Music has always been both an art and an economy.
From buskers and record labels to streaming platforms and direct-to-fan services, the way music is created, distributed, and consumed determines who prospers and how culture evolves.
Lately, debates about low streaming payouts, ownership of masters, and the ethics of consumption have highlighted a central point: the music industry pays when its participants act fairly and transparently.
Doing the right thing, fair compensation, respect for rights, honest business models, and equitable opportunities yields tangible financial returns and intangible cultural benefits.
Ghanaian rapper Ko-Jo Cue has shared insightful views about doing music and what it takes to thrive in Ghana’s evolving music industry.
Ko-Jo Cue emphasized that music can be financially rewarding when artists adopt the right mindset and professional approach.
“Music pays if you do the right thing,” he said, stressing that success in the industry depends not only on talent but also on discipline, planning, and strategic investment.
The ‘Rich Dad Poor Dad’ hitmaker explained that many artists struggle financially not because music lacks opportunities but because they fail to structure their careers properly or invest wisely in their art and brand.
At the core of “doing the right thing” is ensuring that creators receive fair compensation. Historically, many musicians struggled under contracts that favored intermediaries.
Contemporary debates center on streaming economics: artists routinely report tiny per-stream payments, which undermines livelihoods for many creators.
When labels, platforms, and aggregators adopt fairer splits or alternative models that prioritize artist revenue, the result is healthier careers and more investment in new music.
Transparency and Ethical Ownership

Transparency about who owns what, who holds masters, who receives royalties matters morally and economically. Recent high-profile disputes over ownership have shown that when artists lack control over their work, resentments build and public relations crises depresses revenues for all parties.
Conversely, artists who reclaim or control their catalogs monetize more effectively and cultivate deeper fan loyalty.

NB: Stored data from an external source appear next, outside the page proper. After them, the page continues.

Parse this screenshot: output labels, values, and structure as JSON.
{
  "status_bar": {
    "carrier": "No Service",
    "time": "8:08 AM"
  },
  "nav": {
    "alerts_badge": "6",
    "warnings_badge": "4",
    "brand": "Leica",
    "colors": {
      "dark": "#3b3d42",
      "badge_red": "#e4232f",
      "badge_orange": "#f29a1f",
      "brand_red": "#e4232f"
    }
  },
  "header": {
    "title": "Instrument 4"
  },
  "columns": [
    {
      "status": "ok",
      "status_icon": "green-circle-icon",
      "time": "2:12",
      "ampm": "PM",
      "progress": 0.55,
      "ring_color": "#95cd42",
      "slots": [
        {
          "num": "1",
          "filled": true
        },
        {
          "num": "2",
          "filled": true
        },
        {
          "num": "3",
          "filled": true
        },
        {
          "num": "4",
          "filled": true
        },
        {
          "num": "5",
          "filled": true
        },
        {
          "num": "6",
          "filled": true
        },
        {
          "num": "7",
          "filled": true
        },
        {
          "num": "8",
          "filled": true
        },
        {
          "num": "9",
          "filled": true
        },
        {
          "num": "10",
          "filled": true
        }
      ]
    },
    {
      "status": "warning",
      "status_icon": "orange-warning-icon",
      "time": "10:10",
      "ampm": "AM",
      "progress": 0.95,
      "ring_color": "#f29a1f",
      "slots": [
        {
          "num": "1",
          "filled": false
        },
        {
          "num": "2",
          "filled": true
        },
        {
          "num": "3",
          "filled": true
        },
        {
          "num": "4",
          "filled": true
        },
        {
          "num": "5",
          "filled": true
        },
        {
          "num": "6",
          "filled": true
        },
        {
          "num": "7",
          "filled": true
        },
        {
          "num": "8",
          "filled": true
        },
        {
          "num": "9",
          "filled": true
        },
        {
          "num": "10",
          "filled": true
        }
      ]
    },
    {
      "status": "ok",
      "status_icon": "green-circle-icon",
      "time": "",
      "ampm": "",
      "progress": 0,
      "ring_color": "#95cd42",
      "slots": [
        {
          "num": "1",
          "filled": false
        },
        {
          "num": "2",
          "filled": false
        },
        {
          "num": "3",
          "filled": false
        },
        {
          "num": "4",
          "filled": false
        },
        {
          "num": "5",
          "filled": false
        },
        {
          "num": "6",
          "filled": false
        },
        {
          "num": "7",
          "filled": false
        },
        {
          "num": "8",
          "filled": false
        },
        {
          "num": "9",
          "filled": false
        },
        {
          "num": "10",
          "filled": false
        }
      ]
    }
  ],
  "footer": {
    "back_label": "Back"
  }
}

The willingness of some artists to take stands on ownership and to reissue or re-record material to regain control has been a practical demonstration that ethical stewardship of music rights pays off: it strengthens brand, mobilizes fan support, and often increases long-term revenue streams.
Platforms also play a decisive role. The dominant streaming model piling all subscription revenue into a single pool and allocating payments by share of total streams has been criticized as rewarding already-popular acts and starving niche creators.
Alternatives, like user-centric payment systems, niche subscription tiers, and direct tipping, aim to align payments more closely with listener behavior and preferences.
When platforms pilot reforms that favor smaller creators and provide clearer reporting, they build trust with both artists and listeners. Fairer platform policies foster a more diverse and resilient music economy.
Doing the right thing means building a diverse and inclusive industry. When labels and platforms actively invest in underrepresented voices and remove systemic barriers, they unlock new audiences and creative innovation.
Diversity is not only ethically right; it’s commercially smart. New sounds and perspectives attract listeners, stimulate genre cross-pollination, and create new market segments.
Call to Action

“Music pays if you do the right thing” is both a moral claim and a pragmatic strategy. Fair compensation, transparent ownership, equitable platforms, responsible consumption, and inclusive practices all contribute to an industry that rewards creators, satisfies audiences, and sustains cultural vibrancy.
For music to pay financially and culturally, artists, platforms, policymakers, and listeners must align incentives with ethics. When they do, the result is a virtuous cycle: better pay for creators, richer artistic output, stronger audience loyalty, and a healthier business model for everyone involved.
Doing right by music isn’t just the ethical choice, it’s the economically smart one.